NEW YORK (CBSNewYork/AP) -- Thirty-five years after Etan Patz's disappearance, scores of prospective jurors filed into court Monday for a murder trial that eluded authorities for decades.

About 100 people began filling out lengthy jury questionnaires for the trial of Pedro Hernandez, who became a suspect less than three years ago in the 1979 case.

Hernandez admitted killing 6-year-old Etan, but his defense says his confession is false and he wasn't involved in the boy's disappearance. Hernandez has pleaded not guilty.

Hernandez, 53, faced potential jurors impassively when asked to do so as a judge introduced a case he acknowledged might already be familiar.

"The publicity surrounding this case is, I would say, unprecedented,'' Manhattan state Supreme Court Justice Maxwell Wiley said. But he noted that being aware of the case won't necessarily disqualify potential jurors if they vouch that they can decide the case impartially and based on court evidence alone.

The jury questionnaire, as yet unreleased, asks prospective jurors about their knowledge of the case and over 130 people who might testify or be mentioned, Wiley said.

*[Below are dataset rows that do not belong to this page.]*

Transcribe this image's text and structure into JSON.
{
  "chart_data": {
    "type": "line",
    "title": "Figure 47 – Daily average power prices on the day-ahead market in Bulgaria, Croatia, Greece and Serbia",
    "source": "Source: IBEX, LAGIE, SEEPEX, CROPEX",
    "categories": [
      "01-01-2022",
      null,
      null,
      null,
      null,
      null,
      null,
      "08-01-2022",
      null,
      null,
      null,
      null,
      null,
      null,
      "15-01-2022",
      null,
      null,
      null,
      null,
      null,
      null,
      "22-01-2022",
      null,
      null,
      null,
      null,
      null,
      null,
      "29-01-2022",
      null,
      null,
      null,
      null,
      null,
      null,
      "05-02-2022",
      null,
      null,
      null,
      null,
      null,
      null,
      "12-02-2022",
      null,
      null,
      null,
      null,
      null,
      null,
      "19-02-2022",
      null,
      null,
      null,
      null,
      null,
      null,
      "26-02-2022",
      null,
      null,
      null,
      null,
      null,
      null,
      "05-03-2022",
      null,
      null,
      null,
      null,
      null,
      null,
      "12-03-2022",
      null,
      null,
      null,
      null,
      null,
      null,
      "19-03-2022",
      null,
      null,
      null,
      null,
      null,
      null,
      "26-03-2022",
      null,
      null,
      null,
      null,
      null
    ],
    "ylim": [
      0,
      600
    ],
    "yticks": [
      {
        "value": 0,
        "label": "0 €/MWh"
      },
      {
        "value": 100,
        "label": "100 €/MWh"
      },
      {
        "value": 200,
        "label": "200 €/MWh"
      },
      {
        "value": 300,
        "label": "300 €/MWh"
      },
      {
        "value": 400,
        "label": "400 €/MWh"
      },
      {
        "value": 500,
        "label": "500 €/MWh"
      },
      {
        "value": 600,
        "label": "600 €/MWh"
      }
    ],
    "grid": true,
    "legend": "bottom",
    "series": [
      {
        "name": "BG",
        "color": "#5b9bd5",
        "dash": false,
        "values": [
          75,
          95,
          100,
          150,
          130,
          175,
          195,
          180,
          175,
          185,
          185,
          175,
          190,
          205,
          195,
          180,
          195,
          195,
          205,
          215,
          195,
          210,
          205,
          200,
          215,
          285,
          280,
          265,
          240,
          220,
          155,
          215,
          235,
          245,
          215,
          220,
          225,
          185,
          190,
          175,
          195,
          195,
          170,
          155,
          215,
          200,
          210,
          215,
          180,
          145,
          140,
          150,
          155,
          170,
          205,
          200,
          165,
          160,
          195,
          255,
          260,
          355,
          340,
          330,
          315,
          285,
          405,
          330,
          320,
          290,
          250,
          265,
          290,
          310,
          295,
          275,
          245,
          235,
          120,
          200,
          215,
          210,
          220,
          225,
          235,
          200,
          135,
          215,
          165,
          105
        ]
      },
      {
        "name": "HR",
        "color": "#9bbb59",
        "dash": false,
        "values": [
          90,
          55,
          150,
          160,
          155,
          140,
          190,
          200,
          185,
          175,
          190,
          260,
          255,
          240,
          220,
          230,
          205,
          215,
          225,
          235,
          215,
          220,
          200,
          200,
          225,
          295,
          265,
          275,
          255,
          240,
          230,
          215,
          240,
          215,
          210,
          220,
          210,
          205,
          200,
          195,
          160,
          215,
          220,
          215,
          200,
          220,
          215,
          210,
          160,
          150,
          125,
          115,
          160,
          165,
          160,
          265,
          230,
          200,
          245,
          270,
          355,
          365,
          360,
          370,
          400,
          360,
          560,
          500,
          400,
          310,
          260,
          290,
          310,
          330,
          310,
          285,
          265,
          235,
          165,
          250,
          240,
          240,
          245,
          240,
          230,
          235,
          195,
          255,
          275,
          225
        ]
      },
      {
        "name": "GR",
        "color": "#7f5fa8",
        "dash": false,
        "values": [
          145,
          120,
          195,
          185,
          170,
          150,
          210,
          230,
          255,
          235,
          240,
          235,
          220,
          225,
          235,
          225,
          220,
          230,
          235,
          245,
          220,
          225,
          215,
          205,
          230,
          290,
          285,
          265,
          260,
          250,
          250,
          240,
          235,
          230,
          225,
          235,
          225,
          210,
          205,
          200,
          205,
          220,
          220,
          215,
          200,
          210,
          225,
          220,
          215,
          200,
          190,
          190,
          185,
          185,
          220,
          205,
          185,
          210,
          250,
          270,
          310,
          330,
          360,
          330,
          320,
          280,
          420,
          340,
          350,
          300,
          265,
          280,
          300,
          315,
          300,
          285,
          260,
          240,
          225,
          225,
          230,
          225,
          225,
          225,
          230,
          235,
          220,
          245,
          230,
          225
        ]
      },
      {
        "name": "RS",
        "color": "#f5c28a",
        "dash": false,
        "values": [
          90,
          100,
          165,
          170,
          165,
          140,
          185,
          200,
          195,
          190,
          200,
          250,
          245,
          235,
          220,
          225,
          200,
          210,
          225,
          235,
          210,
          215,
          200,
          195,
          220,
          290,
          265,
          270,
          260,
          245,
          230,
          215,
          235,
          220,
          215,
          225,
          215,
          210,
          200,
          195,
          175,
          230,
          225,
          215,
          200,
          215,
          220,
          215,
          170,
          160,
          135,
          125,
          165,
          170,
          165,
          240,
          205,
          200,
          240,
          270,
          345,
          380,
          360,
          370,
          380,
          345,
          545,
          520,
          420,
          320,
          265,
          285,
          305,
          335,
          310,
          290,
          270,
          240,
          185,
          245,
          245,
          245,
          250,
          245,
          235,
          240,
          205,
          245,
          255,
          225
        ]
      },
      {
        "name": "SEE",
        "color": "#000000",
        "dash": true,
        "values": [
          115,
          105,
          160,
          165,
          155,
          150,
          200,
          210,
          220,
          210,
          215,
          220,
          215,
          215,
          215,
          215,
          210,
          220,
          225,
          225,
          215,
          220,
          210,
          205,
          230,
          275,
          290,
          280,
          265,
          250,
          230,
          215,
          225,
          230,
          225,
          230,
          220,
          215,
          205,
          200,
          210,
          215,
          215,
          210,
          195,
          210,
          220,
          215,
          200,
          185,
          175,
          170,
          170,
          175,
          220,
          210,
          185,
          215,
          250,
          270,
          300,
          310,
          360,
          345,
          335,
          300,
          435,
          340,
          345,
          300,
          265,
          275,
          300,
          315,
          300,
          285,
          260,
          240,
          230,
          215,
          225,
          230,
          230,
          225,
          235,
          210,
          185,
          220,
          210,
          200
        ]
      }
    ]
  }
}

Etan disappeared while walking to his school bus stop May 25, 1979. He was never found, but was legally declared dead as the investigation spanned decades.

Hernandez emerged as a suspect in 2012. Police got a tip that Hernandez, who had worked at a bodega in SoHo where Etan disappeared, had told relatives and acquaintances years before that he'd hurt an unnamed child in New York City.

Hernandez then told police and prosecutors he had choked Etan and put the still-living boy into a plastic bag. He said he stuffed the bag in a box and dumped it on a street.

Jury Selection Begins In Etan Patz Case

Defense lawyer Harvey Fishbein has said Hernandez is mentally ill and his admissions were imaginary. The Manhattan district attorney's office said the confession was real and legally obtained.

Hernandez has taken anti-psychotic medication for years, was diagnosed after his arrest with a personality disorder that involves odd perceptions and has an IQ in the bottom 2 percent of the population, according to defense filings.

Jury selection will likely take days. The trial could last three months.

Etan's disappearance helped bring national urgency to finding missing children.

He was one of the first missing children ever pictured on a milk carton and the anniversary of his disappearance became National Missing Children's Day.